Charles "Poss" Parsons

Biographical details
- Born: May 3, 1892 Mason City, Iowa, U.S.
- Died: August 26, 1942 (aged 50) West Yellowstone, Montana, U.S.
- Education: University of Iowa

Playing career
- 1911–1914: Iowa

Coaching career (HC unless noted)

Football
- 1915–1916: Trinity College (IA)
- 1917: Colorado Mines
- 1919–1921: Colorado College

Basketball
- 1919–1922: Colorado College

Administrative career (AD unless noted)
- 1916–1917: Trinity College (IA)

Head coaching record
- Overall: 18–10–2 (football, excluding Trinity)

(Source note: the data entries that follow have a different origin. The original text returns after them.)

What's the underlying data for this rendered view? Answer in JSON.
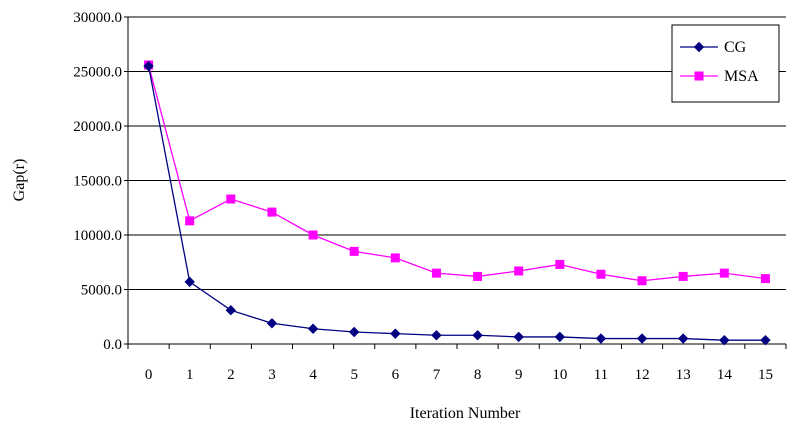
{
  "chart_data": {
    "type": "line",
    "title": "",
    "xlabel": "Iteration Number",
    "ylabel": "Gap(r)",
    "x": [
      0,
      1,
      2,
      3,
      4,
      5,
      6,
      7,
      8,
      9,
      10,
      11,
      12,
      13,
      14,
      15
    ],
    "x_tick_labels": [
      "0",
      "1",
      "2",
      "3",
      "4",
      "5",
      "6",
      "7",
      "8",
      "9",
      "10",
      "11",
      "12",
      "13",
      "14",
      "15"
    ],
    "y_tick_labels": [
      "0.0",
      "5000.0",
      "10000.0",
      "15000.0",
      "20000.0",
      "25000.0",
      "30000.0"
    ],
    "ylim": [
      0,
      30000
    ],
    "y_ticks": [
      0,
      5000,
      10000,
      15000,
      20000,
      25000,
      30000
    ],
    "grid": "horizontal",
    "legend_position": "top-right",
    "series": [
      {
        "name": "CG",
        "color": "#000080",
        "marker": "diamond",
        "values": [
          25500,
          5700,
          3100,
          1900,
          1400,
          1100,
          950,
          800,
          800,
          650,
          650,
          500,
          500,
          500,
          350,
          350
        ]
      },
      {
        "name": "MSA",
        "color": "#FF00FF",
        "marker": "square",
        "values": [
          25600,
          11300,
          13300,
          12100,
          10000,
          8500,
          7900,
          6500,
          6200,
          6700,
          7300,
          6400,
          5800,
          6200,
          6500,
          6000
        ]
      }
    ]
  }
}
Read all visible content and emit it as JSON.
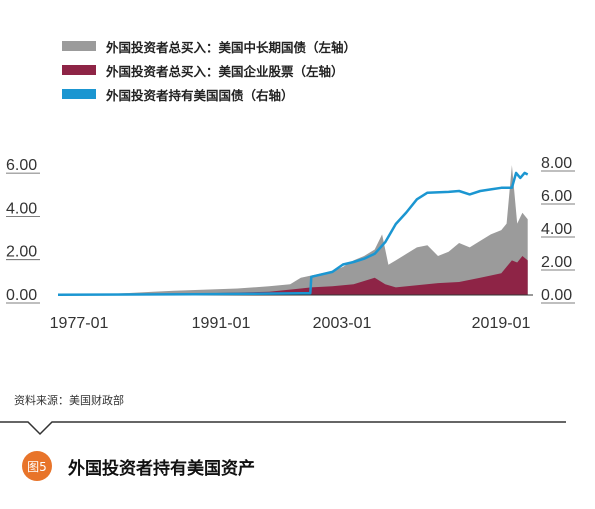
{
  "legend": [
    {
      "label": "外国投资者总买入：美国中长期国债（左轴）",
      "color": "#9b9b9b"
    },
    {
      "label": "外国投资者总买入：美国企业股票（左轴）",
      "color": "#8e2446"
    },
    {
      "label": "外国投资者持有美国国债（右轴）",
      "color": "#1b96d1"
    }
  ],
  "source": "资料来源：美国财政部",
  "figure": {
    "badge": "图5",
    "title": "外国投资者持有美国资产"
  },
  "chart_data": {
    "type": "area",
    "title": "外国投资者持有美国资产",
    "x_ticks": [
      "1977-01",
      "1991-01",
      "2003-01",
      "2019-01"
    ],
    "x_range": [
      1977,
      2022
    ],
    "left_axis": {
      "ticks": [
        "0.00",
        "2.00",
        "4.00",
        "6.00"
      ],
      "ylim": [
        0,
        6.5
      ]
    },
    "right_axis": {
      "ticks": [
        "0.00",
        "2.00",
        "4.00",
        "6.00",
        "8.00"
      ],
      "ylim": [
        0,
        8
      ]
    },
    "series": [
      {
        "name": "外国投资者总买入：美国中长期国债（左轴）",
        "type": "area",
        "axis": "left",
        "color": "#9b9b9b",
        "x": [
          1977,
          1982,
          1986,
          1988,
          1991,
          1994,
          1997,
          1999,
          2000,
          2001,
          2002,
          2003,
          2004,
          2005,
          2006,
          2007,
          2007.7,
          2008.3,
          2009,
          2010,
          2011,
          2012,
          2013,
          2014,
          2015,
          2016,
          2017,
          2018,
          2019,
          2019.5,
          2020,
          2020.5,
          2021,
          2021.5
        ],
        "values": [
          0.02,
          0.05,
          0.15,
          0.2,
          0.25,
          0.3,
          0.4,
          0.5,
          0.8,
          0.9,
          1.0,
          1.1,
          1.3,
          1.6,
          1.8,
          2.1,
          2.8,
          1.4,
          1.6,
          1.9,
          2.2,
          2.3,
          1.8,
          2.0,
          2.4,
          2.2,
          2.5,
          2.8,
          3.0,
          3.3,
          6.0,
          3.3,
          3.8,
          3.5
        ]
      },
      {
        "name": "外国投资者总买入：美国企业股票（左轴）",
        "type": "area",
        "axis": "left",
        "color": "#8e2446",
        "x": [
          1977,
          1986,
          1991,
          1997,
          2000,
          2001,
          2003,
          2005,
          2007,
          2008,
          2009,
          2011,
          2013,
          2015,
          2017,
          2018,
          2019,
          2020,
          2020.5,
          2021,
          2021.5
        ],
        "values": [
          0.01,
          0.05,
          0.08,
          0.15,
          0.3,
          0.35,
          0.4,
          0.5,
          0.8,
          0.5,
          0.35,
          0.45,
          0.55,
          0.6,
          0.8,
          0.9,
          1.0,
          1.6,
          1.5,
          1.8,
          1.6
        ]
      },
      {
        "name": "外国投资者持有美国国债（右轴）",
        "type": "line",
        "axis": "right",
        "color": "#1b96d1",
        "x": [
          1977,
          1990,
          2000,
          2000.9,
          2001,
          2003,
          2004,
          2005,
          2006,
          2007,
          2008,
          2009,
          2010,
          2011,
          2012,
          2014,
          2015,
          2016,
          2017,
          2018,
          2019,
          2020,
          2020.4,
          2020.8,
          2021.2,
          2021.5
        ],
        "values": [
          0.02,
          0.05,
          0.1,
          0.1,
          1.1,
          1.4,
          1.85,
          2.0,
          2.2,
          2.5,
          3.2,
          4.3,
          5.0,
          5.8,
          6.2,
          6.25,
          6.3,
          6.1,
          6.3,
          6.4,
          6.5,
          6.5,
          7.4,
          7.1,
          7.4,
          7.3
        ]
      }
    ]
  }
}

Accomplishments and honors

Championships
- 1921–1922 Colorado College Men's Basketball MSAC Regular Season Championship

= Charles "Poss" Parsons =

American football player and coach (1892–1942)

Charles Lyman "Poss" Parsons (May 3, 1892 – August 26, 1942) was an American college football player and coach. He served as the Colorado School of Mines in 1916 and Colorado College from 1919 to 1921.

Parsons was the sports editor at the Denver Post from 1922–1941, and was posthumously inducted into the Colorado Sports Hall of Fame (Class of 1982).

Parsons died at his home in West Yellowstone, Montana, on August 26, 1942, at the age of 50.